On March 19, police in the eastern city of Khabarovsk detained Nuykina, a correspondent with the independent newspaper Arsenyevskiye Vesti, while she was covering protesters detained at the local branch of the Investigative Committee, according to media reports and a statement by the Professional Union of Journalists and Media Workers, an independent press freedom advocacy group of which Nuykina is a member.
The following day, a court convicted her of “failure to comply with police orders” stemming from her coverage of protests in support of the region’s former governor on December 26, 2020, and sentenced Nuykina to three days in jail, according to the same reports. She was released on March 22 after serving the full sentence, according to reports.

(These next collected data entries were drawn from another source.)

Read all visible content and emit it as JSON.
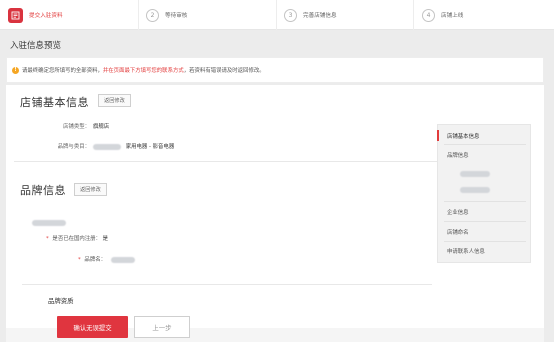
{
  "steps": [
    {
      "index": "",
      "label": "提交入驻资料",
      "active": true
    },
    {
      "index": "2",
      "label": "等待审核",
      "active": false
    },
    {
      "index": "3",
      "label": "完善店铺信息",
      "active": false
    },
    {
      "index": "4",
      "label": "店铺上线",
      "active": false
    }
  ],
  "page_title": "入驻信息预览",
  "notice": {
    "icon": "warning-icon",
    "before": "请最终确定您所填写的全部资料，",
    "highlight": "并在页面最下方填写您的联系方式",
    "after": "，若资料有错误请及时返回修改。"
  },
  "store_section": {
    "title": "店铺基本信息",
    "edit_label": "返回修改",
    "rows": [
      {
        "label": "店铺类型：",
        "value": "旗舰店"
      },
      {
        "label": "品牌与类目：",
        "value": "家用电器 - 影音电器"
      }
    ]
  },
  "brand_section": {
    "title": "品牌信息",
    "edit_label": "返回修改",
    "registered_label": "是否已在国内注册：",
    "registered_value": "是",
    "brand_name_label": "品牌名：",
    "qualification_title": "品牌资质"
  },
  "sidenav": {
    "items": [
      "店铺基本信息",
      "品牌信息",
      "企业信息",
      "店铺命名",
      "申请联系人信息"
    ]
  },
  "footer": {
    "confirm_label": "确认无误提交",
    "prev_label": "上一步"
  },
  "colors": {
    "accent": "#e23c3c",
    "button_red": "#e0353f"
  }
}
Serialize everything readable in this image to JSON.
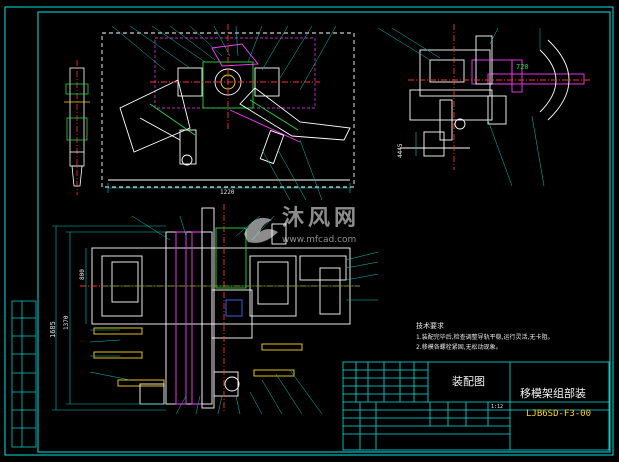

Nuykina told CPJ in a phone interview that this was the second time she had been jailed for covering the same protest. Authorities previously detained her on January 29, held her overnight, and the following day convicted her of “disturbing traffic” during that December 26 protest and sentenced her to one day in prison, she said.
Nuykina was technically released on January 30, but authorities immediately detained her yet again, then for allegedly illegally participating in a September 19, 2020, protest, she told CPJ. She was held overnight, and on February 1 a court fined her 10,000 rubles (US $131) for that offense, she said.
The journalist told CPJ that she plans to appeal her convictions, but added that she does not have much hope that her appeals will succeed. On March 12, a Khabarovsk court rejected her appeal concerning her detentions in January, but Nuykina told CPJ she would pursue her case to the national appeals court and to the European Court of Human Rights.
“Throwing a journalist in jail twice over covering the same protest, and repeatedly detaining and harassing her, is a new low even for Russian authorities,” said Gulnoza Said, CPJ’s Europe and Central Asia program coordinator, in New York. “Authorities in Khabarovsk should not contest Mariya Nuykina’s appeal, and should stop prosecuting her and other journalists covering protests in the region.”
In a video posted after her March 20 hearing, Nuykina maintained her innocence, saying, “there were no police officers who allegedly gave me orders, hence I didn’t fail to comply with them.”
Galina Arapova, a media lawyer and director of the Mass Media Defense Center, an independent organization that offers legal defense to journalists, told CPJ via phone that Nuykina’s appeal, which would clear her criminal record of those charges, was not likely to succeed.
She noted, however, that Tatyana Khlestunova, another journalist from Khabarovsk who was jailed over her protest coverage, did successfully appeal her charges following her release.
When she covered the December 26 protests, Nuykina possessed an official press card and assignment sheet, according to the Professional Union of Journalists and Media Workers’ statement.
CPJ called the Ministry of Internal Affairs in Khabarovsk for comment, but no one answered.